Large Field Inflation from Axion Mixing

TL;DR

This paper explores how multi-axion systems in string theory can achieve large field inflation through axion mixing mechanisms, avoiding the need for alignment of decay constants.

Contribution

It introduces a novel mechanism for large field inflation via axion mixing in string theory, bypassing the alignment requirement and analyzing associated gauge consistency conditions.

Findings

Effective super-Planckian decay constants can be generated without alignment.

Axion mixing mechanisms are common in D-brane models.
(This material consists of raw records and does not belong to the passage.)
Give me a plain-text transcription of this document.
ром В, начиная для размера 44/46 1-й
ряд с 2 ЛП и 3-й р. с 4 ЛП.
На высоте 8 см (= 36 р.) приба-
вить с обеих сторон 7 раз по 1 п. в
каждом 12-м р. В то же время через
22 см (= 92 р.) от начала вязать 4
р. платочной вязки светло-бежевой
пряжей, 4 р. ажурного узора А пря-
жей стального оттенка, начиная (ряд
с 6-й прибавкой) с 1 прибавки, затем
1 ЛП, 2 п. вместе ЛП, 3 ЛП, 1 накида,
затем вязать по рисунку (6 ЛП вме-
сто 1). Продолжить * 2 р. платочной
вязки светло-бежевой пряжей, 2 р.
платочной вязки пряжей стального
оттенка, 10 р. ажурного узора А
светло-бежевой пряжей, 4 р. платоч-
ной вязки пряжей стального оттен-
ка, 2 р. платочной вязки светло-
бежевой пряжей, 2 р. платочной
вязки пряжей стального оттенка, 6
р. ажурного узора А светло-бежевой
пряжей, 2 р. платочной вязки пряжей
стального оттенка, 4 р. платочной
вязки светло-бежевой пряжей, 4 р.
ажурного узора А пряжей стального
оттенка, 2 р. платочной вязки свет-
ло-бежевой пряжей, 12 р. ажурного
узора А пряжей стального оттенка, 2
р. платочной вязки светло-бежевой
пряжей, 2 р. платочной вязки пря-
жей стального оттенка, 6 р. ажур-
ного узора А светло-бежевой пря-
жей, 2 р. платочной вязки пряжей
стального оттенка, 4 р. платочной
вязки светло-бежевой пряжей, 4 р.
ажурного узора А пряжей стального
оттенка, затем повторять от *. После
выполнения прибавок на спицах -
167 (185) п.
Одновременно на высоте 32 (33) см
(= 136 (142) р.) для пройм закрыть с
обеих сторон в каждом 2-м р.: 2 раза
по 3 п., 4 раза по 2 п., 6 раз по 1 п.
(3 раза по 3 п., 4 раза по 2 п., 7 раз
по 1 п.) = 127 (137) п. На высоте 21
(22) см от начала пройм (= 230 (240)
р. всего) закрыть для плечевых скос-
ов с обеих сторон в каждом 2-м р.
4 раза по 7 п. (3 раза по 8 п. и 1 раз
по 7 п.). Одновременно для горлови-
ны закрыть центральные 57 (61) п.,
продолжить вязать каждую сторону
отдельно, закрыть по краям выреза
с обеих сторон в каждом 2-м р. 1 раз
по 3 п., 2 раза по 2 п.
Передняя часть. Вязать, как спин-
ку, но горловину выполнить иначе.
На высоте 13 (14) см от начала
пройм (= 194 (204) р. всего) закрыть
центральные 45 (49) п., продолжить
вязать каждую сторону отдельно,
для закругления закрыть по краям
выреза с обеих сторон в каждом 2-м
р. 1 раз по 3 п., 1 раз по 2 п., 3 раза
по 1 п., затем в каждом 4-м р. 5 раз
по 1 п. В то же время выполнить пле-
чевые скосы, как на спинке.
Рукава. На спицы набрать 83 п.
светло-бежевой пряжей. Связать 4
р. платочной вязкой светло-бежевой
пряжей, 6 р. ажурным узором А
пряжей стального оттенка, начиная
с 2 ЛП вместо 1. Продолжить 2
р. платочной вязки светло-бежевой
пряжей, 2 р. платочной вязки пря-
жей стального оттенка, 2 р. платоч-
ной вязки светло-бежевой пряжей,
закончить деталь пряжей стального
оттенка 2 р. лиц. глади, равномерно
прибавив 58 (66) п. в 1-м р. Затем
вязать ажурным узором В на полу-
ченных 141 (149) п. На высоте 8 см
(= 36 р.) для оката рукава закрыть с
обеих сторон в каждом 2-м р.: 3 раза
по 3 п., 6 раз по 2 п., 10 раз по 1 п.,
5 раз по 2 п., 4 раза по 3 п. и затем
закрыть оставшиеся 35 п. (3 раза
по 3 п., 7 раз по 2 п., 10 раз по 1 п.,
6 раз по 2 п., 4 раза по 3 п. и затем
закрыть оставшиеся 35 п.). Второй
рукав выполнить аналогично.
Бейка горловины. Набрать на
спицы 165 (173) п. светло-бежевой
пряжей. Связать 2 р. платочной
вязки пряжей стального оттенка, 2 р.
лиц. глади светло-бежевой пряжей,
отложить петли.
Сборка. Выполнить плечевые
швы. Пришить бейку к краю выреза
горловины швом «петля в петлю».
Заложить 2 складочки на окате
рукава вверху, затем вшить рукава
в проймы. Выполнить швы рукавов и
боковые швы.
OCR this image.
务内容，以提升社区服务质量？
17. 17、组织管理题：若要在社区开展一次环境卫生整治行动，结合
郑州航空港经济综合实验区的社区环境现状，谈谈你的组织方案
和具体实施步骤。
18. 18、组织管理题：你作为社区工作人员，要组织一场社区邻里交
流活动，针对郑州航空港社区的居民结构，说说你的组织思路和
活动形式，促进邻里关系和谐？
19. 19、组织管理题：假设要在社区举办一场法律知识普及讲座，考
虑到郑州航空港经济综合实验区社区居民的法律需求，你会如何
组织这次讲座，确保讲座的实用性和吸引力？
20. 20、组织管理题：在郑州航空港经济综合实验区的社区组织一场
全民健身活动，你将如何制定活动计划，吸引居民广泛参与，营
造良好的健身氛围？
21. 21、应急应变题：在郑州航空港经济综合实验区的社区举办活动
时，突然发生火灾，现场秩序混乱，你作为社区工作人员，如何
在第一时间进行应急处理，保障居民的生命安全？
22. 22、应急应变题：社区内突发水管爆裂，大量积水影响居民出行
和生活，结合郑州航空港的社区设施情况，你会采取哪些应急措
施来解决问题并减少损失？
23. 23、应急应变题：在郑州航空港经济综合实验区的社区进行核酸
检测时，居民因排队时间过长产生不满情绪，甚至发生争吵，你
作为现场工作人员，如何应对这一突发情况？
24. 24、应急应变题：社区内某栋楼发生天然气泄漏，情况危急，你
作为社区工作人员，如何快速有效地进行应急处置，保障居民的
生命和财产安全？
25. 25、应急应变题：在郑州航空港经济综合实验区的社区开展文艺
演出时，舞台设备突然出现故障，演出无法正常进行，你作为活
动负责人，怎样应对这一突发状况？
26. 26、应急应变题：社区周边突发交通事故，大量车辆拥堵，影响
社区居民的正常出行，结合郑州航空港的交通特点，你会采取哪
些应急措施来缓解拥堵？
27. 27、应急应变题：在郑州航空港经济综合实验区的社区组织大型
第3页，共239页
Explicit string models demonstrating these mechanisms are constructed.

Abstract

We study the general multi-axion systems, focusing on the possibility of large field inflation driven by axions. We find that through axion mixing from a non-diagonal metric on the moduli space and/or from St\"uckelberg coupling to a U(1) gauge field, an effectively super-Planckian decay constant can be generated without the need of "alignment" in the axion decay constants. We also investigate the consistency conditions related to the gauge symmetries in the multi-axion systems, such as vanishing gauge anomalies and the potential presence of generalized Chern-Simons terms. Our scenario applies generally to field theory models whose axion periodicities are intrinsically sub-Planckian, but it is most naturally realized in string theory. The types of axion mixings invoked in our scenario appear quite commonly in D-brane models, and we present its implementation in type II superstring theory. Explicit stringy models exhibiting all the characteristics of our ideas are constructed within the frameworks of Type IIA intersecting D6-brane models on T6/OR and Type IIB intersecting D7-brane models on Swiss-Cheese Calabi-Yau orientifolds.